PET neuroimaging is based on an assumption that areas of high radioactivity are associated with brain activity. What is actually measured indirectly is the flow of blood to different parts of the brain, which is, in general, believed to be correlated, and has been measured using the tracer oxygen-15. However, because of its 2-minute half-life, O-15 must be piped directly from a medical cyclotron for such uses, which is difficult. In practice, since the brain is normally a rapid user of glucose, and since brain pathologies such as Alzheimer’s disease greatly decrease brain metabolism of both glucose and oxygen in tandem, standard FDG-PET of the brain, which measures regional glucose use, may also be successfully used to differentiate Alzheimer’s disease from other dementing processes, and also to make early diagnosis of Alzheimer’s disease.

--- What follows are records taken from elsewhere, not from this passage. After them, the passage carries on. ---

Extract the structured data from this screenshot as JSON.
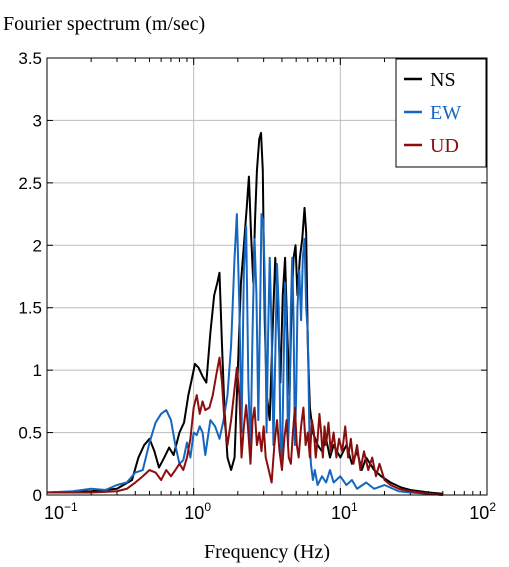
{
  "chart_data": {
    "type": "line",
    "ylabel": "Fourier spectrum (m/sec)",
    "xlabel": "Frequency (Hz)",
    "x_scale": "log",
    "xlim": [
      0.1,
      100
    ],
    "ylim": [
      0,
      3.5
    ],
    "grid": true,
    "legend_position": "top-right",
    "x_ticks": [
      {
        "value": 0.1,
        "base": "10",
        "exp": "−1"
      },
      {
        "value": 1,
        "base": "10",
        "exp": "0"
      },
      {
        "value": 10,
        "base": "10",
        "exp": "1"
      },
      {
        "value": 100,
        "base": "10",
        "exp": "2"
      }
    ],
    "y_ticks": [
      {
        "value": 0,
        "label": "0"
      },
      {
        "value": 0.5,
        "label": "0.5"
      },
      {
        "value": 1,
        "label": "1"
      },
      {
        "value": 1.5,
        "label": "1.5"
      },
      {
        "value": 2,
        "label": "2"
      },
      {
        "value": 2.5,
        "label": "2.5"
      },
      {
        "value": 3,
        "label": "3"
      },
      {
        "value": 3.5,
        "label": "3.5"
      }
    ],
    "series": [
      {
        "name": "NS",
        "color": "#000000",
        "points": [
          [
            0.1,
            0.02
          ],
          [
            0.2,
            0.03
          ],
          [
            0.3,
            0.05
          ],
          [
            0.38,
            0.12
          ],
          [
            0.42,
            0.3
          ],
          [
            0.46,
            0.4
          ],
          [
            0.5,
            0.45
          ],
          [
            0.54,
            0.35
          ],
          [
            0.58,
            0.22
          ],
          [
            0.63,
            0.3
          ],
          [
            0.68,
            0.38
          ],
          [
            0.73,
            0.32
          ],
          [
            0.8,
            0.5
          ],
          [
            0.86,
            0.58
          ],
          [
            0.92,
            0.8
          ],
          [
            0.98,
            0.95
          ],
          [
            1.02,
            1.05
          ],
          [
            1.08,
            1.02
          ],
          [
            1.15,
            0.95
          ],
          [
            1.22,
            0.9
          ],
          [
            1.3,
            1.3
          ],
          [
            1.38,
            1.6
          ],
          [
            1.45,
            1.7
          ],
          [
            1.5,
            1.78
          ],
          [
            1.56,
            1.2
          ],
          [
            1.62,
            0.7
          ],
          [
            1.7,
            0.3
          ],
          [
            1.8,
            0.2
          ],
          [
            1.9,
            0.3
          ],
          [
            2.0,
            1.0
          ],
          [
            2.1,
            1.7
          ],
          [
            2.2,
            2.0
          ],
          [
            2.3,
            2.3
          ],
          [
            2.38,
            2.55
          ],
          [
            2.46,
            2.1
          ],
          [
            2.55,
            1.7
          ],
          [
            2.62,
            2.2
          ],
          [
            2.7,
            2.6
          ],
          [
            2.8,
            2.85
          ],
          [
            2.88,
            2.9
          ],
          [
            2.96,
            2.6
          ],
          [
            3.05,
            1.4
          ],
          [
            3.15,
            0.8
          ],
          [
            3.3,
            0.6
          ],
          [
            3.45,
            1.3
          ],
          [
            3.6,
            1.9
          ],
          [
            3.75,
            1.5
          ],
          [
            3.9,
            0.9
          ],
          [
            4.05,
            1.6
          ],
          [
            4.2,
            1.9
          ],
          [
            4.35,
            1.3
          ],
          [
            4.5,
            0.8
          ],
          [
            4.65,
            1.5
          ],
          [
            4.8,
            1.9
          ],
          [
            4.95,
            2.0
          ],
          [
            5.1,
            1.6
          ],
          [
            5.3,
            1.9
          ],
          [
            5.5,
            2.05
          ],
          [
            5.7,
            2.3
          ],
          [
            5.85,
            2.1
          ],
          [
            6.0,
            1.2
          ],
          [
            6.2,
            0.7
          ],
          [
            6.5,
            0.5
          ],
          [
            7.0,
            0.4
          ],
          [
            7.5,
            0.35
          ],
          [
            8.0,
            0.45
          ],
          [
            8.5,
            0.3
          ],
          [
            9.0,
            0.4
          ],
          [
            10,
            0.3
          ],
          [
            11,
            0.4
          ],
          [
            12,
            0.25
          ],
          [
            13,
            0.35
          ],
          [
            14,
            0.2
          ],
          [
            15,
            0.3
          ],
          [
            17,
            0.2
          ],
          [
            19,
            0.15
          ],
          [
            22,
            0.1
          ],
          [
            26,
            0.06
          ],
          [
            30,
            0.04
          ],
          [
            40,
            0.02
          ],
          [
            50,
            0.01
          ]
        ]
      },
      {
        "name": "EW",
        "color": "#1566c0",
        "points": [
          [
            0.1,
            0.02
          ],
          [
            0.15,
            0.03
          ],
          [
            0.2,
            0.05
          ],
          [
            0.25,
            0.04
          ],
          [
            0.3,
            0.08
          ],
          [
            0.35,
            0.1
          ],
          [
            0.4,
            0.18
          ],
          [
            0.45,
            0.2
          ],
          [
            0.5,
            0.42
          ],
          [
            0.55,
            0.58
          ],
          [
            0.6,
            0.65
          ],
          [
            0.65,
            0.68
          ],
          [
            0.7,
            0.6
          ],
          [
            0.75,
            0.4
          ],
          [
            0.8,
            0.25
          ],
          [
            0.85,
            0.28
          ],
          [
            0.9,
            0.42
          ],
          [
            0.95,
            0.3
          ],
          [
            1.0,
            0.5
          ],
          [
            1.05,
            0.48
          ],
          [
            1.1,
            0.55
          ],
          [
            1.15,
            0.5
          ],
          [
            1.2,
            0.32
          ],
          [
            1.3,
            0.6
          ],
          [
            1.4,
            0.55
          ],
          [
            1.5,
            0.45
          ],
          [
            1.6,
            0.6
          ],
          [
            1.7,
            0.8
          ],
          [
            1.8,
            1.2
          ],
          [
            1.9,
            1.9
          ],
          [
            1.97,
            2.25
          ],
          [
            2.05,
            1.5
          ],
          [
            2.12,
            0.5
          ],
          [
            2.2,
            1.8
          ],
          [
            2.28,
            2.15
          ],
          [
            2.36,
            0.9
          ],
          [
            2.44,
            0.35
          ],
          [
            2.52,
            1.3
          ],
          [
            2.6,
            2.05
          ],
          [
            2.68,
            1.6
          ],
          [
            2.76,
            0.6
          ],
          [
            2.84,
            1.5
          ],
          [
            2.9,
            2.25
          ],
          [
            2.98,
            2.2
          ],
          [
            3.06,
            1.7
          ],
          [
            3.14,
            0.5
          ],
          [
            3.22,
            1.3
          ],
          [
            3.3,
            1.9
          ],
          [
            3.4,
            1.3
          ],
          [
            3.5,
            0.4
          ],
          [
            3.6,
            1.1
          ],
          [
            3.7,
            1.85
          ],
          [
            3.8,
            1.5
          ],
          [
            3.9,
            0.5
          ],
          [
            4.0,
            0.25
          ],
          [
            4.1,
            1.0
          ],
          [
            4.2,
            1.7
          ],
          [
            4.3,
            1.3
          ],
          [
            4.4,
            0.4
          ],
          [
            4.5,
            0.7
          ],
          [
            4.6,
            1.5
          ],
          [
            4.7,
            1.9
          ],
          [
            4.8,
            1.4
          ],
          [
            4.9,
            0.4
          ],
          [
            5.0,
            0.8
          ],
          [
            5.1,
            1.5
          ],
          [
            5.25,
            1.8
          ],
          [
            5.4,
            1.4
          ],
          [
            5.55,
            1.9
          ],
          [
            5.7,
            2.05
          ],
          [
            5.85,
            1.5
          ],
          [
            6.0,
            1.3
          ],
          [
            6.15,
            0.5
          ],
          [
            6.3,
            0.25
          ],
          [
            6.5,
            0.12
          ],
          [
            6.7,
            0.2
          ],
          [
            7.0,
            0.08
          ],
          [
            7.5,
            0.15
          ],
          [
            8.0,
            0.1
          ],
          [
            8.5,
            0.2
          ],
          [
            9.0,
            0.1
          ],
          [
            10,
            0.15
          ],
          [
            11,
            0.08
          ],
          [
            12,
            0.12
          ],
          [
            13,
            0.05
          ],
          [
            15,
            0.1
          ],
          [
            17,
            0.05
          ],
          [
            20,
            0.08
          ],
          [
            25,
            0.03
          ],
          [
            30,
            0.02
          ],
          [
            40,
            0.01
          ],
          [
            50,
            0.0
          ]
        ]
      },
      {
        "name": "UD",
        "color": "#8b0e0e",
        "points": [
          [
            0.1,
            0.02
          ],
          [
            0.2,
            0.02
          ],
          [
            0.3,
            0.03
          ],
          [
            0.35,
            0.05
          ],
          [
            0.4,
            0.1
          ],
          [
            0.45,
            0.15
          ],
          [
            0.5,
            0.2
          ],
          [
            0.55,
            0.18
          ],
          [
            0.6,
            0.12
          ],
          [
            0.65,
            0.2
          ],
          [
            0.7,
            0.15
          ],
          [
            0.75,
            0.2
          ],
          [
            0.8,
            0.25
          ],
          [
            0.85,
            0.2
          ],
          [
            0.9,
            0.3
          ],
          [
            0.95,
            0.45
          ],
          [
            1.0,
            0.7
          ],
          [
            1.05,
            0.8
          ],
          [
            1.1,
            0.65
          ],
          [
            1.15,
            0.75
          ],
          [
            1.2,
            0.68
          ],
          [
            1.28,
            0.7
          ],
          [
            1.35,
            0.8
          ],
          [
            1.42,
            0.95
          ],
          [
            1.5,
            1.1
          ],
          [
            1.56,
            0.9
          ],
          [
            1.62,
            0.6
          ],
          [
            1.7,
            0.4
          ],
          [
            1.8,
            0.6
          ],
          [
            1.9,
            0.85
          ],
          [
            1.97,
            1.02
          ],
          [
            2.05,
            0.8
          ],
          [
            2.12,
            0.3
          ],
          [
            2.2,
            0.55
          ],
          [
            2.28,
            0.72
          ],
          [
            2.36,
            0.5
          ],
          [
            2.44,
            0.25
          ],
          [
            2.52,
            0.6
          ],
          [
            2.6,
            0.7
          ],
          [
            2.7,
            0.4
          ],
          [
            2.8,
            0.5
          ],
          [
            2.9,
            0.35
          ],
          [
            3.0,
            0.55
          ],
          [
            3.1,
            0.3
          ],
          [
            3.25,
            0.2
          ],
          [
            3.4,
            0.1
          ],
          [
            3.55,
            0.4
          ],
          [
            3.7,
            0.6
          ],
          [
            3.85,
            0.35
          ],
          [
            4.0,
            0.2
          ],
          [
            4.15,
            0.45
          ],
          [
            4.3,
            0.6
          ],
          [
            4.45,
            0.3
          ],
          [
            4.6,
            0.25
          ],
          [
            4.75,
            0.5
          ],
          [
            4.9,
            0.7
          ],
          [
            5.05,
            0.4
          ],
          [
            5.2,
            0.3
          ],
          [
            5.4,
            0.55
          ],
          [
            5.6,
            0.7
          ],
          [
            5.8,
            0.4
          ],
          [
            6.0,
            0.5
          ],
          [
            6.2,
            0.3
          ],
          [
            6.4,
            0.6
          ],
          [
            6.6,
            0.5
          ],
          [
            6.8,
            0.3
          ],
          [
            7.0,
            0.45
          ],
          [
            7.2,
            0.65
          ],
          [
            7.4,
            0.5
          ],
          [
            7.6,
            0.3
          ],
          [
            7.8,
            0.55
          ],
          [
            8.0,
            0.4
          ],
          [
            8.3,
            0.58
          ],
          [
            8.6,
            0.35
          ],
          [
            9.0,
            0.5
          ],
          [
            9.4,
            0.3
          ],
          [
            9.8,
            0.45
          ],
          [
            10.3,
            0.35
          ],
          [
            10.8,
            0.55
          ],
          [
            11.3,
            0.3
          ],
          [
            11.8,
            0.45
          ],
          [
            12.3,
            0.25
          ],
          [
            13,
            0.4
          ],
          [
            13.7,
            0.2
          ],
          [
            14.5,
            0.35
          ],
          [
            15.5,
            0.2
          ],
          [
            16.5,
            0.3
          ],
          [
            17.5,
            0.15
          ],
          [
            18.5,
            0.25
          ],
          [
            20,
            0.12
          ],
          [
            22,
            0.08
          ],
          [
            25,
            0.05
          ],
          [
            30,
            0.03
          ],
          [
            40,
            0.01
          ],
          [
            50,
            0.0
          ]
        ]
      }
    ]
  }
}
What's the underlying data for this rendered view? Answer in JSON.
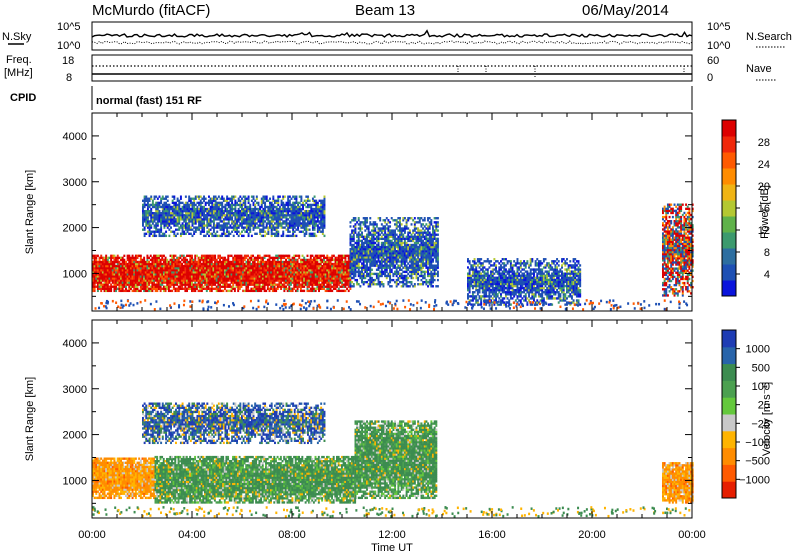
{
  "header": {
    "station": "McMurdo (fitACF)",
    "beam": "Beam 13",
    "date": "06/May/2014"
  },
  "noise_panel": {
    "left_label": "N.Sky",
    "right_label": "N.Search",
    "left_top": "10^5",
    "left_bottom": "10^0",
    "right_top": "10^5",
    "right_bottom": "10^0"
  },
  "freq_panel": {
    "left_label_1": "Freq.",
    "left_label_2": "[MHz]",
    "left_top": "18",
    "left_bottom": "8",
    "right_top": "60",
    "right_bottom": "0",
    "right_label": "Nave"
  },
  "cpid_panel": {
    "label": "CPID",
    "mode_text": "normal (fast) 151 RF"
  },
  "x_axis": {
    "title": "Time UT",
    "ticks": [
      "00:00",
      "04:00",
      "08:00",
      "12:00",
      "16:00",
      "20:00",
      "00:00"
    ]
  },
  "chart_data": [
    {
      "type": "heatmap",
      "parameter": "Power",
      "ylabel": "Slant Range [km]",
      "yticks": [
        "1000",
        "2000",
        "3000",
        "4000"
      ],
      "ylim": [
        180,
        4500
      ],
      "xlim_hours": [
        0,
        24
      ],
      "colorbar": {
        "title": "Power [dB]",
        "ticks": [
          "4",
          "8",
          "12",
          "16",
          "20",
          "24",
          "28"
        ],
        "colors": [
          "#0a14dc",
          "#1e50b4",
          "#2d6ea0",
          "#3c9a6e",
          "#5fb24a",
          "#b4c832",
          "#f0b414",
          "#ff8c00",
          "#ff5a00",
          "#f0280a",
          "#dc0000"
        ]
      },
      "echo_regions": [
        {
          "t_start": 0.0,
          "t_end": 10.3,
          "range_min": 600,
          "range_max": 1400,
          "level": "high"
        },
        {
          "t_start": 10.3,
          "t_end": 13.8,
          "range_min": 700,
          "range_max": 2200,
          "level": "low"
        },
        {
          "t_start": 2.0,
          "t_end": 9.3,
          "range_min": 1800,
          "range_max": 2700,
          "level": "low"
        },
        {
          "t_start": 15.0,
          "t_end": 19.5,
          "range_min": 300,
          "range_max": 1300,
          "level": "low"
        },
        {
          "t_start": 22.8,
          "t_end": 24.0,
          "range_min": 500,
          "range_max": 2500,
          "level": "medium"
        }
      ]
    },
    {
      "type": "heatmap",
      "parameter": "Velocity",
      "ylabel": "Slant Range [km]",
      "yticks": [
        "1000",
        "2000",
        "3000",
        "4000"
      ],
      "ylim": [
        180,
        4500
      ],
      "xlim_hours": [
        0,
        24
      ],
      "colorbar": {
        "title": "Velocity [m s⁻¹]",
        "ticks": [
          "1000",
          "500",
          "100",
          "25",
          "−25",
          "−100",
          "−500",
          "−1000"
        ],
        "colors": [
          "#1e3cb4",
          "#2864aa",
          "#3c8c50",
          "#4ba050",
          "#64c83c",
          "#c8c8c8",
          "#ffb400",
          "#ff8c00",
          "#ff5a00",
          "#e61e00"
        ]
      },
      "echo_regions": [
        {
          "t_start": 0.0,
          "t_end": 2.5,
          "range_min": 600,
          "range_max": 1500,
          "level": "negative"
        },
        {
          "t_start": 2.5,
          "t_end": 10.5,
          "range_min": 500,
          "range_max": 1500,
          "level": "positive"
        },
        {
          "t_start": 10.5,
          "t_end": 13.8,
          "range_min": 600,
          "range_max": 2300,
          "level": "positive"
        },
        {
          "t_start": 2.0,
          "t_end": 9.3,
          "range_min": 1800,
          "range_max": 2700,
          "level": "mixed"
        },
        {
          "t_start": 22.8,
          "t_end": 24.0,
          "range_min": 500,
          "range_max": 1400,
          "level": "negative"
        }
      ]
    }
  ]
}
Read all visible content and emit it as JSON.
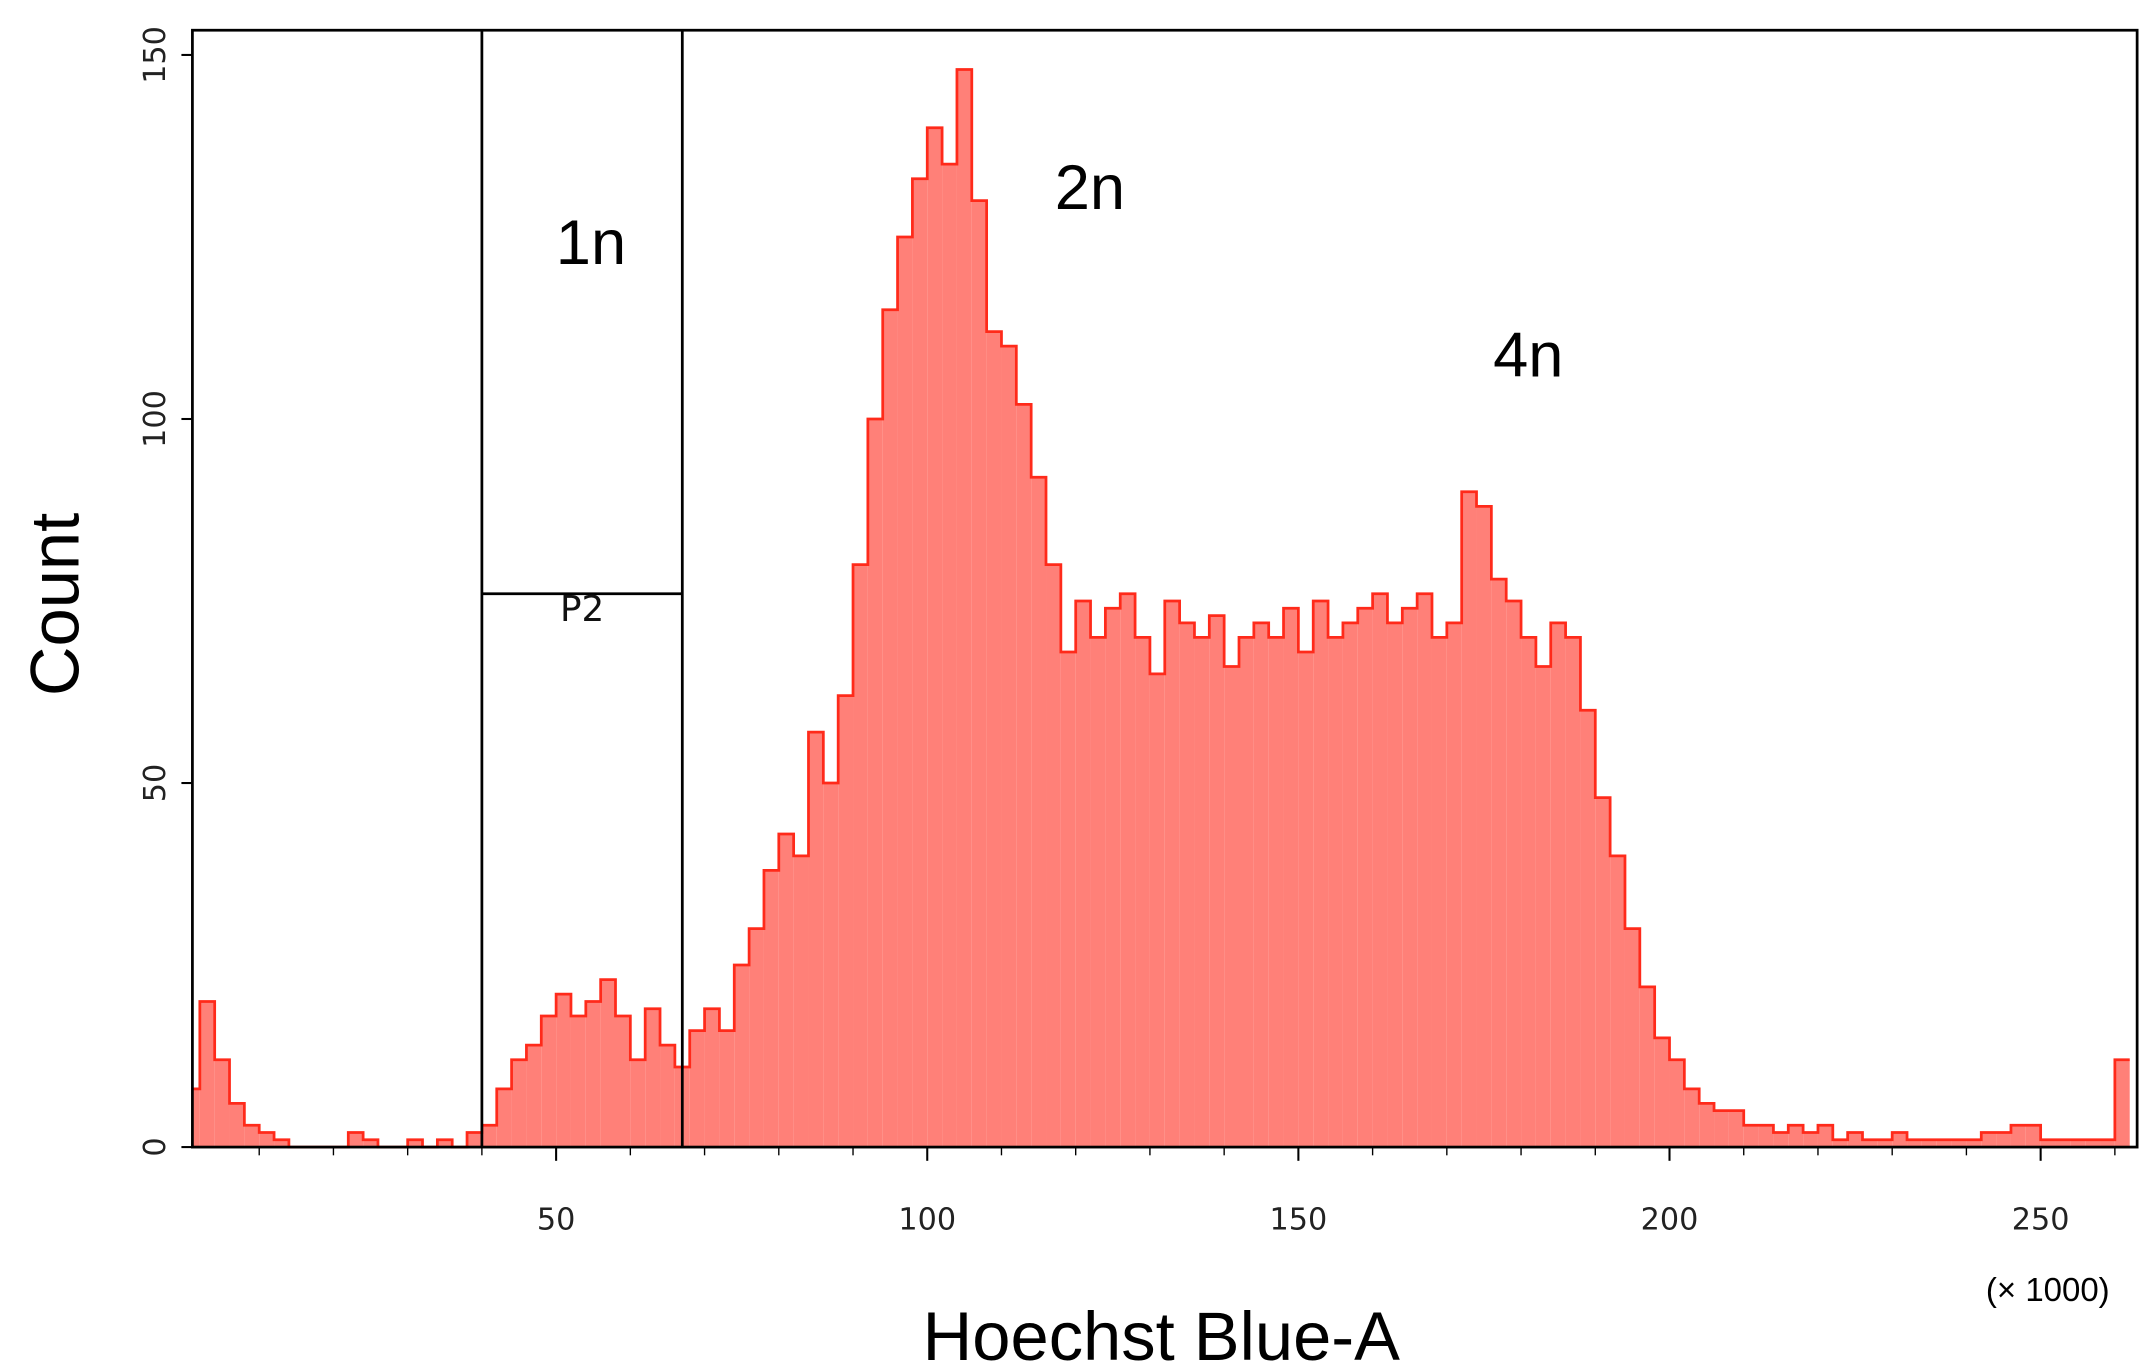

The advantage of FDG-PET for these uses is its much wider availability. PET imaging with FDG can also be used for localization of seizure focus: A seizure focus will appear as hypometabolic during an interictal scan. Several radiotracers (i.e. radioligands) have been developed for PET that are ligands for specific neuroreceptor subtypes such as [11C] raclopride, [18F] fallypride and [18F] desmethoxyfallypride for dopamine D2/D3 receptors, [11C] McN 5652 and [11C] DASB for serotonin transporters, [18F] Mefway for serotonin 5HT1A receptors, [18F] Nifene for nicotinic acetylcholine receptors or enzyme substrates (e.g. 6-FDOPA for the AADC enzyme). These agents permit the visualization of neuroreceptor pools in the context of a plurality of neuropsychiatric and neurologic illnesses.

See also

fMRI, EEG, dMRI

Papers

• Catana, Ciprian, et al. (2010). Toward implementing an MRI-based PET attenuation-correction method for neurologic studies on the MR-PET brain prototype. Journal of Nuclear Medicine, 51(9), 1431-1438.
• Studholme, C., Hill, D. L. G., & Hawkes, D. J. (1997). Automated 3D registration of MR and PET brain images by multi-resolution optimisation of voxel similarity measures. Med. Phys, 24(1), 25-35.
• Andersson, J. L., & Thurfjell, L. (1997). Implementation and validation of a fully automatic system for intra-and interindividual registration of PET brain scans. Journal of computer assisted tomography, 21(1), 136-144.
• Brooks, R. A., Sank, V. J., Di Chiro, G., Friauf, W. S., & Leighton, S. B. (1980). Design of a high resolution positron emission tomograph: the Neuro-PET. Journal of computer assisted tomography, 4(1), 5-13.
• Roelcke, U., & Leenders, K. L. (2001). PET in neuro-oncology. Journal of cancer research and clinical oncology, 127(1), 2-8.